Getting the job you want starts with your ability to get an interview; getting the interview depends on the quality of your résumé. Most résumés are little more than a copy of a person’s last job description. They tell little, if anything, about you as an individual or about your accomplishments.
One of the most difficult things for people to do when writing a good résumé is to identify their past accomplishments. However, accomplishments are key to writing a good résumé. When looking back at your prior jobs, you need to identify problems, issues or
challenges you addressed. You then need to identify the actions you took to deal with those issues. You should also document the outcomes of your efforts, such as time or money saved, increased profits or other measurable results. If possible, quote exact numbers, but if you can’t, at least make a reasonable estimate.

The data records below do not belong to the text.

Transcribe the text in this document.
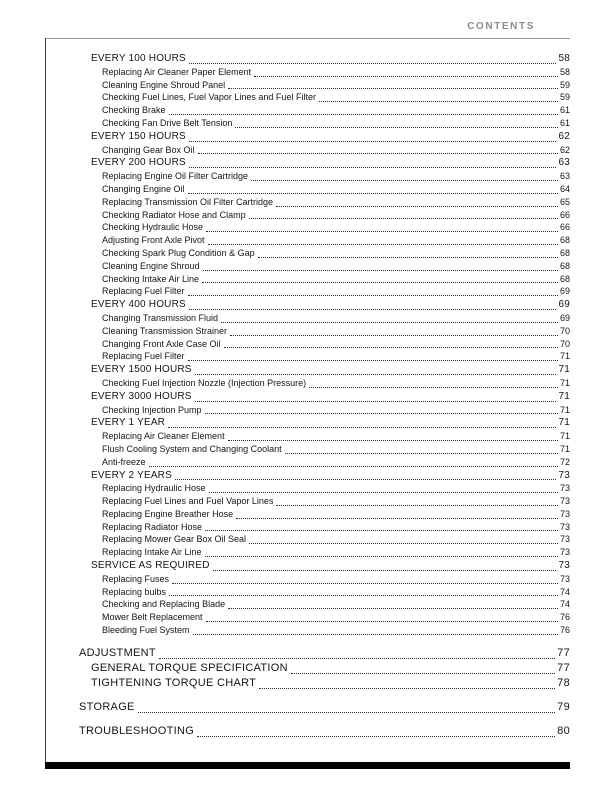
CONTENTS
EVERY 100 HOURS	58
Replacing Air Cleaner Paper Element	58
Cleaning Engine Shroud Panel	59
Checking Fuel Lines, Fuel Vapor Lines and Fuel Filter	59
Checking Brake	61
Checking Fan Drive Belt Tension	61
EVERY 150 HOURS	62
Changing Gear Box Oil	62
EVERY 200 HOURS	63
Replacing Engine Oil Filter Cartridge	63
Changing Engine Oil	64
Replacing Transmission Oil Filter Cartridge	65
Checking Radiator Hose and Clamp	66
Checking Hydraulic Hose	66
Adjusting Front Axle Pivot	68
Checking Spark Plug Condition & Gap	68
Cleaning Engine Shroud	68
Checking Intake Air Line	68
Replacing Fuel Filter	69
EVERY 400 HOURS	69
Changing Transmission Fluid	69
Cleaning Transmission Strainer	70
Changing Front Axle Case Oil	70
Replacing Fuel Filter	71
EVERY 1500 HOURS	71
Checking Fuel Injection Nozzle (Injection Pressure)	71
EVERY 3000 HOURS	71
Checking Injection Pump	71
EVERY 1 YEAR	71
Replacing Air Cleaner Element	71
Flush Cooling System and Changing Coolant	71
Anti-freeze	72
EVERY 2 YEARS	73
Replacing Hydraulic Hose	73
Replacing Fuel Lines and Fuel Vapor Lines	73
Replacing Engine Breather Hose	73
Replacing Radiator Hose	73
Replacing Mower Gear Box Oil Seal	73
Replacing Intake Air Line	73
SERVICE AS REQUIRED	73
Replacing Fuses	73
Replacing bulbs	74
Checking and Replacing Blade	74
Mower Belt Replacement	76
Bleeding Fuel System	76
ADJUSTMENT	77
GENERAL TORQUE SPECIFICATION	77
TIGHTENING TORQUE CHART	78
STORAGE	79
TROUBLESHOOTING	80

Once you have identified your accomplishments, you need to decide which type of résumé will work best for you. Chronological résumés are best if you intend to stay in your current field or industry. Functional résumés are best if you are trying to make a change into another field or industry.
Chronological résumés detail your job history, starting with the most recent position, and should go back approximately 10 years. The résumé should identify the positions held and then list the major accomplishments completed while in those positions.
Functional résumés highlight the major accomplishments you have identified from your previous work experience. They should end with a 10-year listing of past employers and positions held.
Underneath your name and contact information, the first section of your résumé should contain a four- or five-line summary of your career history. The second section includes your accomplishments, listed according to the type of résumé you have decided to create. The third section should include your education. One helpful hint is to leave off dates of graduation, since they tend to give indicators of age, which might be used to exclude you from consideration for the position. The last section should include any professional associations or groups that give you additional credibility for the position. Avoid listing any associations or groups not job- or position-focused.
Your résumé will get only a brief examination, so misspellings or poor grammar will likely cause you to be dropped from further consideration. The expectation is that your résumé should be an example of the quality of your work, so be sure to have at least one other person proofread it carefully before sending it out.
Be honest when claiming you have earned a degree or held a position. If you are hired, and your employer discovers you misrepresented something on your résumé, it could be grounds for termination. Complete the package with a brief, well-written cover letter that ties you and your experience to the position, and to what the organization is seeking in an employee.